阿姨不住家,但每天都會來打掃,聽見門鈴就跑去給涂誠開了門。人進了屋,汪司年扔下書,一骨碌從沙發上爬起來,沖對方沒心沒肺地笑了笑:“喲,這是剛剛挨完訓回來?”
涂誠目光落在那本《倚天屠龍記》上,不回話。讀書那會兒的課桌讀物,他的老師常痛心疾首地望著他,倘使沒有金古,他的模擬考準能多兩分。
“不好意思,昨天怪我太沉不住氣,不該跟楚源那小王八羔子計較,連累你挨訓。”汪司年笑嘻嘻的,似乎也沒把這事真當回事。他將柜子上一只黑色表盒拿起來,拋給涂誠,“這份小禮物算我補償給你的,看看。”
打開一看,一塊機械腕表,粉紅金表殼,藍寶石表蓋,深藍色的鱷皮表鏈非常大氣。
涂誠對名表沒研究,牌子總是認識的。他將表盒闔上,又扔還給汪司年:“保護你是我分內職責,這么貴的禮物,不必了。”

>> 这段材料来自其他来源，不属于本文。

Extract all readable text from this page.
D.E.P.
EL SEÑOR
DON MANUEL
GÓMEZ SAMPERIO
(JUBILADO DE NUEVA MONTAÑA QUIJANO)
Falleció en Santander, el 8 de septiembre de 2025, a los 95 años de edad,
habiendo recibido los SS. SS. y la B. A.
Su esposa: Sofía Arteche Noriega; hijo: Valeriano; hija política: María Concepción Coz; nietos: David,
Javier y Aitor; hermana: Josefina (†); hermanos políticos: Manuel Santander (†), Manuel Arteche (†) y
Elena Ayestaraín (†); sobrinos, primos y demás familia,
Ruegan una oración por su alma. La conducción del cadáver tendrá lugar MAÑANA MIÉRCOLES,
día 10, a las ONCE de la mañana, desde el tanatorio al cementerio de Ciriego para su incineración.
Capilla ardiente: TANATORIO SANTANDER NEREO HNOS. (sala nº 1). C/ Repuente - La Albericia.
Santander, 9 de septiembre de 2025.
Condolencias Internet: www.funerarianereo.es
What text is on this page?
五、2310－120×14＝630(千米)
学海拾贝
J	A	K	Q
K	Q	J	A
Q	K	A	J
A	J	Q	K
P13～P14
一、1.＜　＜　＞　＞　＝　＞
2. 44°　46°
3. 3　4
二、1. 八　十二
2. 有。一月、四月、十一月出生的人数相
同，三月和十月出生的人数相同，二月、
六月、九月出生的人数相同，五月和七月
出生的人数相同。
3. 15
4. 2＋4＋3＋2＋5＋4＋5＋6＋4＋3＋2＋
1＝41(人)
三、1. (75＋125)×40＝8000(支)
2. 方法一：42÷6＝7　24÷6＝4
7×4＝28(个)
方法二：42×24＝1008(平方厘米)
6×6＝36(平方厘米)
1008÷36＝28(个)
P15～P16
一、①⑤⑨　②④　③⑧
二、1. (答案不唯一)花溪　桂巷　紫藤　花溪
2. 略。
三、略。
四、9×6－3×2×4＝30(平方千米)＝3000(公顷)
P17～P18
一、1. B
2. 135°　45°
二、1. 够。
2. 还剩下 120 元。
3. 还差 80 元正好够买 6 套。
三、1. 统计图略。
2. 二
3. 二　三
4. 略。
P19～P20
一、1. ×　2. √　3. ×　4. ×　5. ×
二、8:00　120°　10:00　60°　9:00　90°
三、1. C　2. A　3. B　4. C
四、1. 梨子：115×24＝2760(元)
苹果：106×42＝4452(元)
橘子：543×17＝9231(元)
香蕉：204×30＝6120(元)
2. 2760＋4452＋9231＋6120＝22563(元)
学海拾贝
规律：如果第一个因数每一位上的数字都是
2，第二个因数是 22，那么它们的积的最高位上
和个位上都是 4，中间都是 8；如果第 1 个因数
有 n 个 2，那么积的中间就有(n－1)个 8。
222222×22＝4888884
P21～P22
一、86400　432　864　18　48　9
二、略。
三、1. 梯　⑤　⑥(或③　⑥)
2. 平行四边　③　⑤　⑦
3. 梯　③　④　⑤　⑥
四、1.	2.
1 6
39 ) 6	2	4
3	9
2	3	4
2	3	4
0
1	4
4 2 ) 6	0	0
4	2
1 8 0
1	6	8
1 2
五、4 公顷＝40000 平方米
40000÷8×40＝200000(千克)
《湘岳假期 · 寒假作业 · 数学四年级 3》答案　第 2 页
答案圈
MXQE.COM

一心就想對方收下,汪司年靈機一動,扯個謊說:“這是高仿的,撐死不到一萬塊,你戴著它護在我左右,也算給我掙了面子。”
對方又巴巴地把表遞了過來,涂誠一眼不看,只問:“能不能借你的健身房用用。”
業精于勤,他每天雷打不動都要鍛煉,因地制宜地創造條件鍛煉,還不如就撿現成的。這別墅設計了專門的健身房,比外頭的專業工作室還設施齊全,汪司年懶得很,心血來潮時統共也就練過兩三回,基本是不進那扇門的。
“不用客氣,我家就是你家,自便就好。”
汪司年輕飄飄的話音剛落地,就見涂誠一抬胳膊脫了上衣,露出結實手臂與健壯胸腹,肌肉塊塊分明。
美色撲入眼簾,伴著這具肉體溫熱強勁的沖擊波,汪司年瞪大眼睛半張嘴,目光無法自控地在對方每一塊肌肉上游弋、梭巡。
“怎么了。”涂誠意識到一雙眼睛正癡癲癲地看著自己。
“你……你讓我想到剛才書里看的一句話,金庸說、說的一句話……”
“什么話。”
“身材越好的男人就越不愛好好穿衣服……”汪司年說話就沒過腦。
“這是金庸的話?”涂誠微一皺眉,倒非有心招展,他一直都有裸著上身鍛煉的習慣。
“不、不是……是‘君子可欺之以方’,我昨天騙你你會上當,正說明你是坦坦蕩蕩的君子,是憂國憂民的好人……”這才意識到自己失態了,他又顧左右而言他,回到先一個話題,“我真是誠心道歉,你到底怎么才肯收下我的禮物?”
“打個賭吧,”涂誠睨著眼前這弱不禁風的大明星,初見時那點嫌棄又溢上來,想了想說,“你要今天能跟上我的鍛煉強度與節奏,我就收下。”
“好啊,一言為定。”汪司年沒多考慮,樂得一口答應。
后來……后來他就后悔了。
對特警涂誠來說,200個俯臥撐只是開胃小菜,他還可以輕輕松松翻出花樣,單手撐著做或做一下就擊個掌。
但對大明星汪司年來說,這就是要人老命的酷刑。頭一二十個姿勢還算標準,三五十個逐步乏力,過百之后簡直就似被拋上岸的魚,茍延殘喘打著挺,腰耷在地上屁股亂動,姿勢何其難看。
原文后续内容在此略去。